La stretta di Hormuz: tra petrolio, basi USA sotto tiro ed enigma saudita

Dopo l’attacco statunitense in Iran, il Golfo Persico – o Golfo Arabo, come lo chiamano dal lato della penisola arabica – torna il centro del mondo. Non è un’esagerazione: ciò che accade nello Stretto di Hormuz ha un impatto immediato sull’economia globale, sulla sicurezza energetica e sugli equilibri geopolitici più delicati del pianeta.

L’arma a doppio taglio di Teheran
La minaccia iraniana di bloccare lo Stretto di Hormuz è una classica mossa da guerra asimmetrica. Tra il 20 e il 30% del petrolio trasportato via mare transita da quel passaggio: bloccarlo vorrebbe dire provocare un’esplosione dei prezzi e mettere in crisi intere economie. Ma è anche una mossa pericolosa per l’Iran stesso, che danneggerebbe la propria capacità di esportare greggio, perderebbe leva diplomatica e rischierebbe una rappresaglia militare schiacciante. È un’arma che può essere mostrata, agitata, usata in forma intermittente, ma non facilmente impiegata fino in fondo senza conseguenze irreversibili.
Nelle ultime ore, come mostra la seconda immagine sotto, decine di petroliere stanno abbandonando l’area, segnale inequivocabile che l’industria teme una possibile chiusura dello stretto.

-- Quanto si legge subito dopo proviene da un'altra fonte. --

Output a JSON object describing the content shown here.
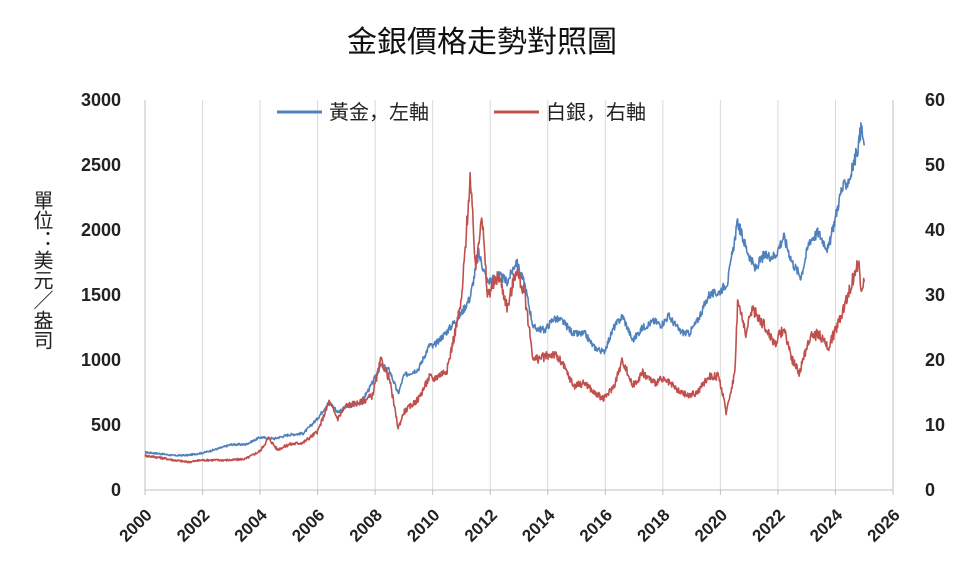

Le basi americane nel mirino
Il Golfo è punteggiato di basi statunitensi. Kuwait, Bahrein, Qatar, Emirati Arabi Uniti, Arabia Saudita e Oman ospitano da decenni forze americane, con presenze che vanno dalle decine di consiglieri militari alle vere e proprie installazioni strategiche. Dopo il diretto coinvolgimento dell’aviazione USA nei raid contro obiettivi in Iran, queste basi diventano target legittimi per una possibile ritorsione di Teheran o delle sue milizie proxy. Il rischio maggiore non è tanto un attacco convenzionale, quanto una campagna di azioni asimmetriche: droni, sabotaggi, incursioni cibernetiche, operazioni sotto falsa bandiera. La geografia militare del Golfo, oggi più che mai, è un punto debole dell’architettura di sicurezza americana.

Arabia Saudita, il gioco sottile dell’ambiguità
Molti analisti si sono chiesti quale sarà la risposta dell’Arabia Saudita. Dopo il primo attacco israeliano in Iran, Riyad si era affrettata a condannare pubblicamente l’azione. Alcuni avevano preso sul serio quella condanna, altri l’avevano considerata una dichiarazione di facciata, utile a preservare una certa narrazione pubblica nel mondo arabo. Ma oggi lo scenario è cambiato: non si tratta più di Israele, ma degli Stati Uniti, il partner strategico per eccellenza del Regno.
E qui bisogna essere chiari: la vera scelta dell’Arabia Saudita non è tra sostenere o condannare l’azione americana – bensì tra rendere visibile o invisibile il proprio allineamento. Nessuna monarchia del Golfo, men che meno quella saudita, può permettersi una rottura con Washington. La sicurezza interna, la difesa dello spazio aereo, la protezione dei siti petroliferi e perfino la modernizzazione tecnologica del Paese si reggono su quella partnership.
Il dilemma di Mohammed bin Salman, dunque, è un altro: quale narrativa offrire al mondo arabo e al proprio popolo, e in parallelo quale sostegno discreto assicurare all’alleato statunitense. Lo farà aprendo o chiudendo spazi aerei? Fornendo intelligence? Sostenendo in silenzio un aumento della produzione petrolifera per compensare i contraccolpi sui mercati? Ogni gesto sarà letto, interpretato, usato.
Verso la prossima mossa
Il Medio Oriente è entrato in una fase in cui la deterrenza si esercita meno con le parole e più con i movimenti delle navi e dei droni. Il traffico in uscita dallo Stretto di Hormuz, visibile nella mappa satellitare, parla da solo: l’instabilità è già nei numeri, nel prezzo del barile, nel movimento frenetico delle compagnie petrolifere che cercano porti più sicuri.
La partita non si gioca solo tra Washington e Teheran. Si gioca soprattutto tra Teheran e le capitali del Golfo, e dentro quelle capitali, tra i palazzi del potere e le opinioni pubbliche sempre più agitate. In mezzo, ci sono le basi americane, vulnerabili e strategiche. E al di là del Mediterraneo, c’è un’Europa fragile, i cui tentativi di negoziato con il regime degli ayatollah si sono già infranti.